My daughter is wiped out by the thought of 600 words, like it’s an almost impossible milestone even when given a subject as wide open as the first 75 pages of In Cold Blood. I can’t blame her. I remember when the prospect of two and a half typewritten pages seemed daunting, a weekend of avoiding football and beer in order to have enough time to finish.

Then I started reporting, and eight inches of copy on a basketball game seemed indomitable. A 15-inch profile seemed impossible. Until I’d written a few, and before long length became an issue rather than stretching.

So I told her the secret. The more you write the longer you write. Your fingers develop muscle memory, your brain learns to consider the next thought rather than searching for it. Words eventually flow, but they only flow once you’ve taught your fingers to move in the right way across the keyboard.
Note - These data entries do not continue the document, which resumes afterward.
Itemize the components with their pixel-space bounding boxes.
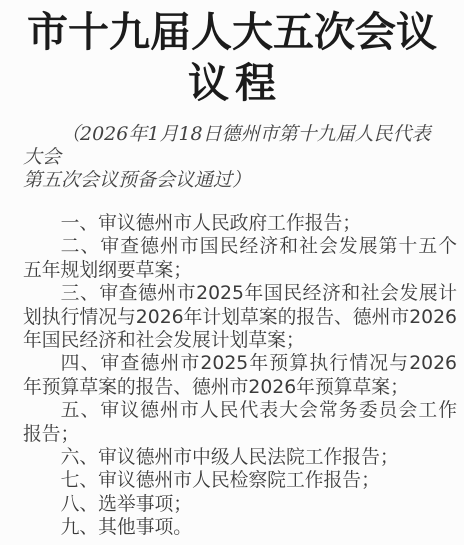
agenda-line: 二、审查德州市国民经济和社会发展第十五个 [23,235,457,258]
newspaper-clipping: 市十九届人大五次会议 议程 （2026年1月18日德州市第十九届人民代表大会 第… [0,0,464,545]
agenda-line: 七、审议德州市人民检察院工作报告； [23,469,457,492]
title-line-2: 议程 [0,58,464,109]
subtitle: （2026年1月18日德州市第十九届人民代表大会 第五次会议预备会议通过） [23,123,444,192]
agenda-line: 三、审查德州市2025年国民经济和社会发展计 [23,282,457,305]
agenda-line: 五、审议德州市人民代表大会常务委员会工作 [23,399,457,422]
agenda-line: 年预算草案的报告、德州市2026年预算草案； [23,376,457,399]
agenda-line: 年国民经济和社会发展计划草案； [23,329,457,352]
agenda-line: 划执行情况与2026年计划草案的报告、德州市2026 [23,306,457,329]
agenda-line: 八、选举事项； [23,493,457,516]
agenda-list: 一、审议德州市人民政府工作报告； 二、审查德州市国民经济和社会发展第十五个 五年… [23,212,457,540]
subtitle-line-1: （2026年1月18日德州市第十九届人民代表大会 [23,123,444,169]
title-line-1: 市十九届人大五次会议 [0,7,464,58]
agenda-line: 九、其他事项。 [23,516,457,539]
agenda-line: 五年规划纲要草案； [23,259,457,282]
subtitle-line-2: 第五次会议预备会议通过） [23,169,444,192]
agenda-line: 六、审议德州市中级人民法院工作报告； [23,446,457,469]
agenda-line: 四、审查德州市2025年预算执行情况与2026 [23,352,457,375]
agenda-line: 一、审议德州市人民政府工作报告； [23,212,457,235]
agenda-line: 报告； [23,423,457,446]
page-title: 市十九届人大五次会议 议程 [0,7,464,109]
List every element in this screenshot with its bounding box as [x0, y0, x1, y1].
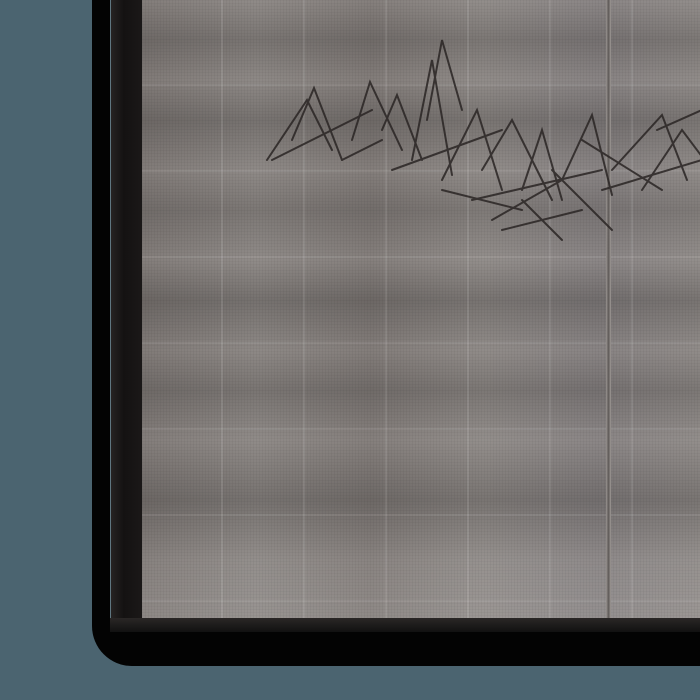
frame-bottom-edge — [110, 618, 700, 632]
artwork-panel — [142, 0, 700, 618]
frame-left-edge — [110, 0, 143, 622]
ink-grass-drawing — [142, 0, 700, 618]
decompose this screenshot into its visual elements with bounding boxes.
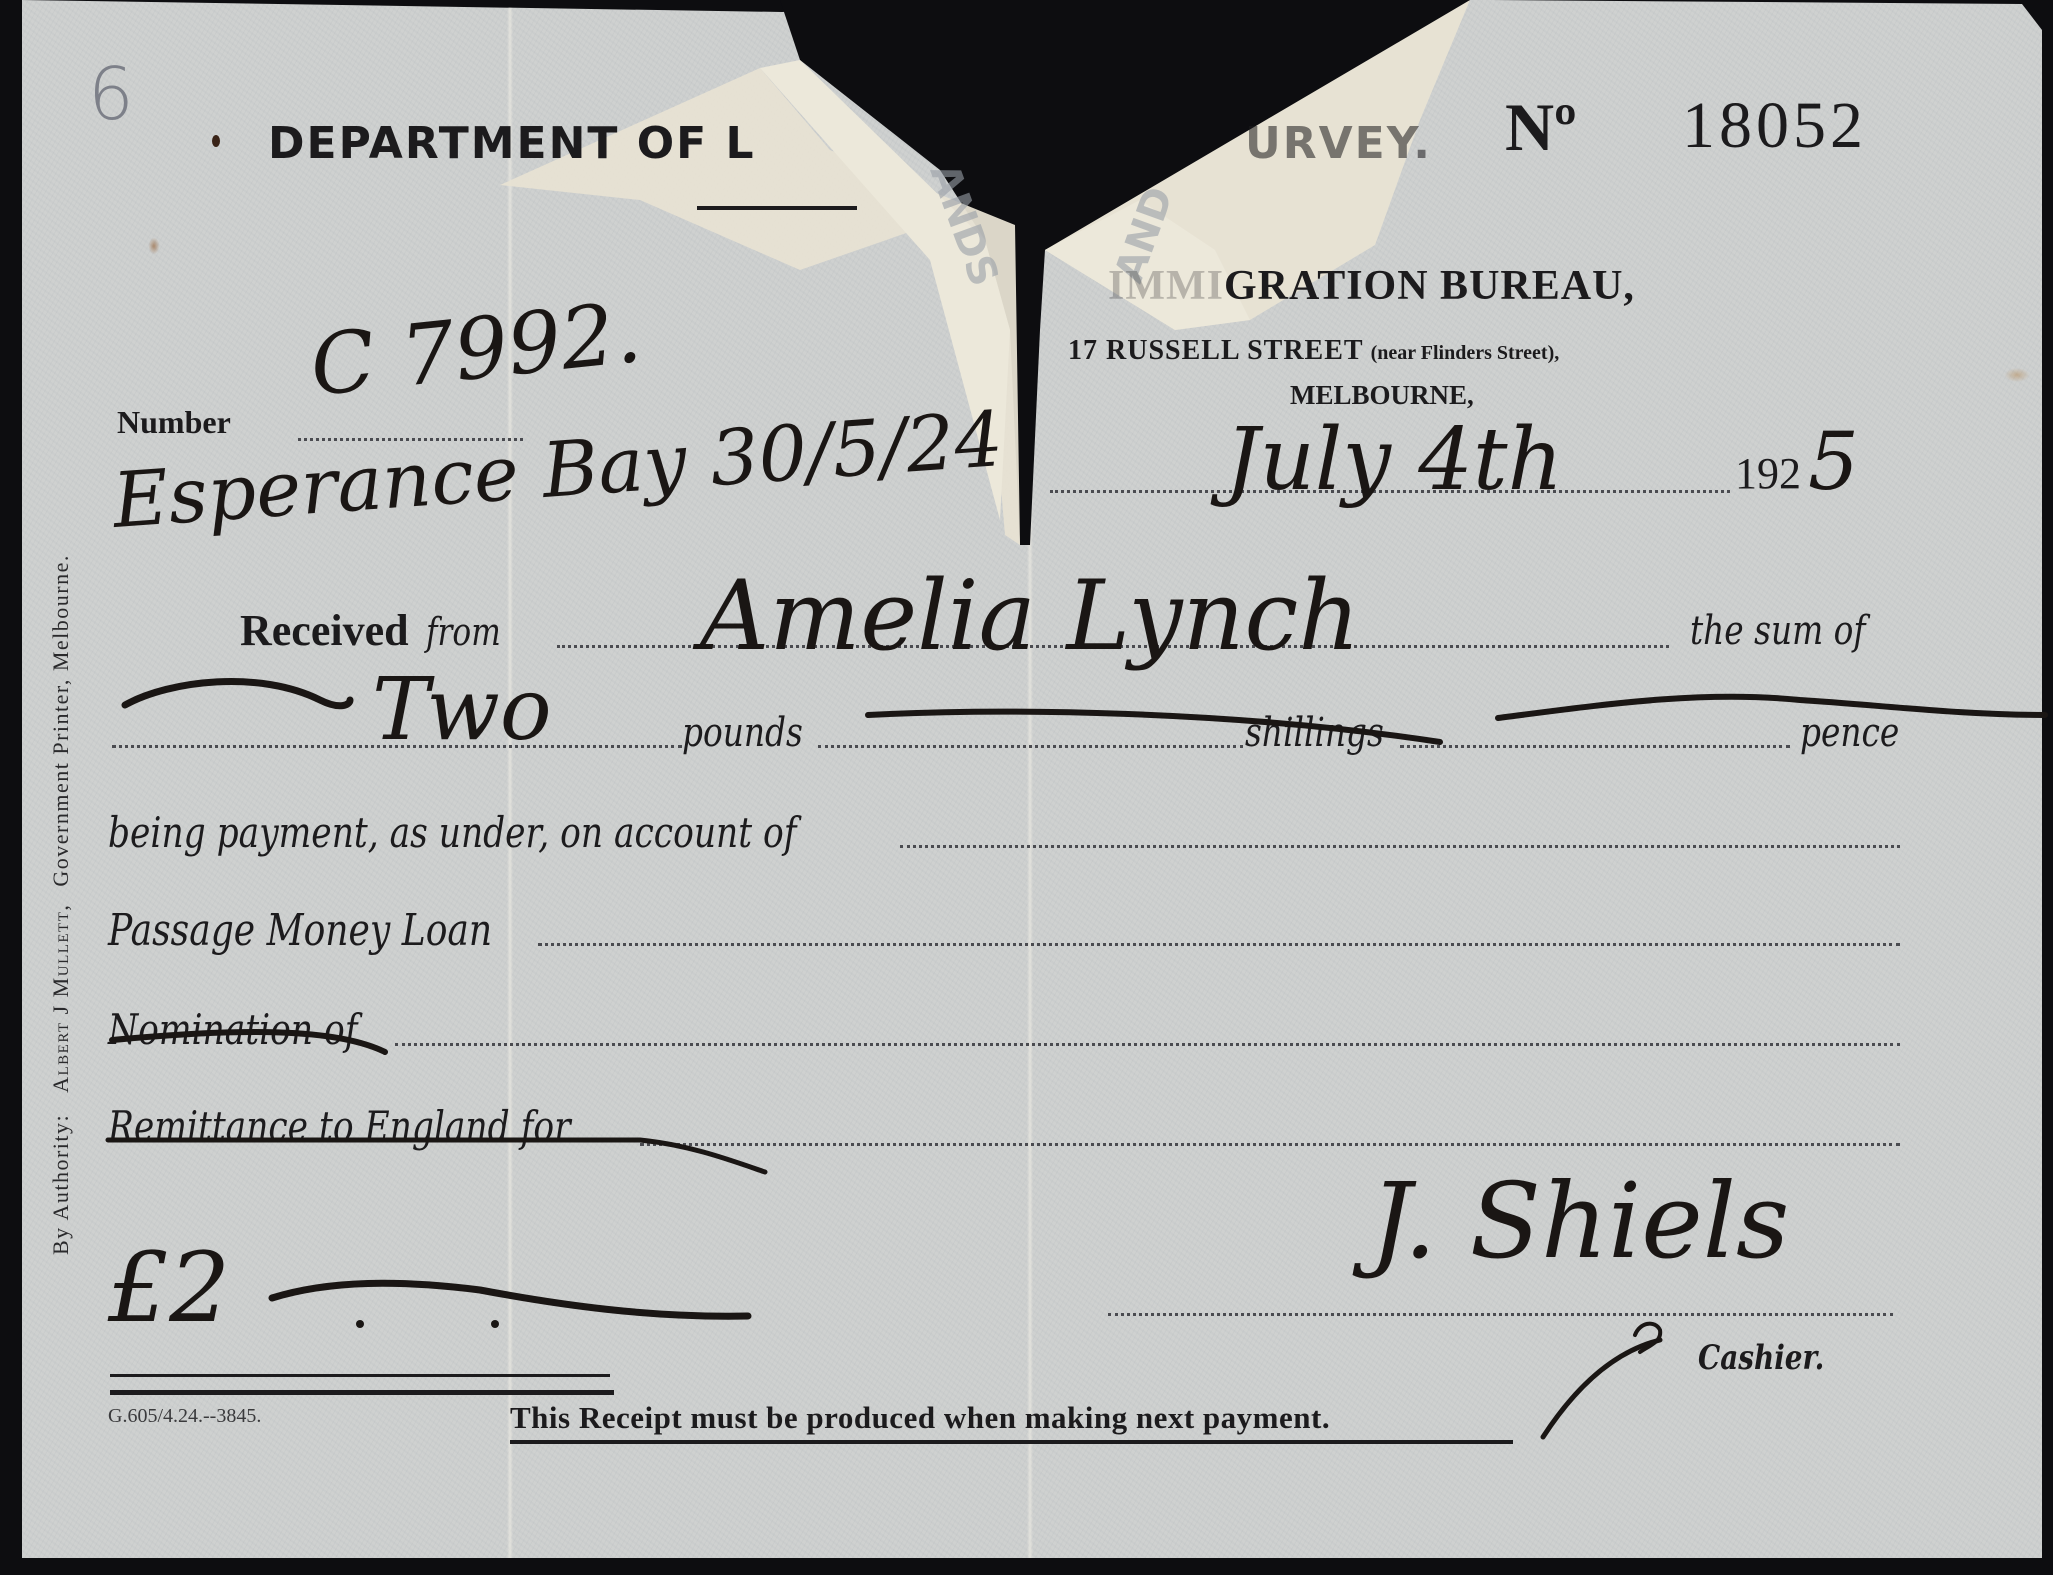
bureau-name-text: GRATION BUREAU,	[1224, 263, 1635, 309]
received-from-value: Amelia Lynch	[700, 560, 1360, 672]
amount-rule-thin	[110, 1374, 610, 1377]
received-from-label: Received from	[240, 605, 517, 656]
received-label: Received	[240, 606, 409, 655]
pence-field-line	[1400, 745, 1790, 748]
department-heading-tail: URVEY.	[1245, 118, 1432, 169]
pence-label: pence	[1800, 710, 1899, 756]
imprint-printer: Albert J Mullett,	[48, 904, 73, 1093]
amount-rule-thick	[110, 1390, 614, 1395]
bureau-name: IMMIGRATION BUREAU,	[1108, 262, 1635, 310]
address-street: 17 RUSSELL STREET	[1068, 335, 1364, 366]
imprint-prefix: By Authority:	[48, 1114, 73, 1255]
printer-imprint: By Authority: Albert J Mullett, Governme…	[48, 554, 74, 1255]
account-of-label: being payment, as under, on account of	[108, 808, 796, 857]
line-item-nomination-of: Nomination of	[108, 1005, 357, 1054]
year-suffix: 5	[1808, 415, 1859, 508]
pin-hole	[212, 135, 220, 147]
department-heading: DEPARTMENT OF L	[268, 118, 756, 169]
number-label: Number	[117, 404, 231, 441]
line-item-passage-money-loan: Passage Money Loan	[108, 905, 492, 956]
sum-of-label: the sum of	[1690, 608, 1866, 654]
line-item-remittance-to-england: Remittance to England for	[108, 1102, 571, 1151]
shillings-label: shillings	[1245, 710, 1384, 756]
pencil-annotation: 6	[88, 52, 134, 136]
vertical-fold-crease	[1027, 0, 1033, 1558]
cashier-signature: J. Shiels	[1370, 1160, 1789, 1282]
receipt-paper	[22, 0, 2042, 1558]
vertical-fold-crease	[507, 0, 513, 1558]
date-value: July 4th	[1225, 410, 1563, 510]
cashier-signature-line	[1108, 1313, 1893, 1316]
imprint-suffix: Government Printer, Melbourne.	[48, 554, 73, 887]
receipt-number-label: Nº	[1505, 88, 1577, 167]
form-code: G.605/4.24.--3845.	[108, 1405, 261, 1428]
line-item-line	[640, 1143, 1900, 1146]
footer-notice: This Receipt must be produced when makin…	[510, 1400, 1330, 1436]
from-label: from	[426, 610, 501, 654]
year-prefix: 192	[1735, 448, 1801, 499]
department-heading-visible: DEPARTMENT OF L	[268, 118, 756, 169]
line-item-line	[538, 943, 1900, 946]
pounds-value: Two	[372, 660, 552, 760]
footer-underline	[510, 1440, 1513, 1444]
heading-underline	[697, 206, 857, 210]
receipt-number: 18052	[1682, 88, 1867, 164]
line-item-line	[395, 1043, 1900, 1046]
cashier-label: Cashier.	[1698, 1338, 1824, 1378]
account-of-line	[900, 845, 1900, 848]
bureau-address: 17 RUSSELL STREET (near Flinders Street)…	[1068, 335, 1559, 367]
shillings-field-line	[818, 745, 1243, 748]
amount-value: £2	[108, 1232, 230, 1344]
bureau-city: MELBOURNE,	[1290, 380, 1474, 411]
pounds-label: pounds	[682, 710, 803, 756]
address-note: (near Flinders Street),	[1371, 342, 1560, 364]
She does not believe me yet. She goes to college in 19 months, so I’ve got 19 months to convince her that the benefit of writing is writing. You learn to write by writing, just as she learned to pitch by pitching or learned to filter her Instagram photos by filtering her Instagram photos. Natural talent exists, but no one comes out of the womb typing.

The key for me is 600 words. It doesn’t even have to be 600 good words, but it needs to be 600. If I start with 600, I can turn it into 2000 or a whole day, whatever the job or the scene takes. Then the fun begins, because the next step is to learn to cut those 600 back to 400, then 3. To learn the ecstasy that comes with deleting a paragraph. But to cut them, you have to write them.

Everyone has their own. For me, it’s 600 words.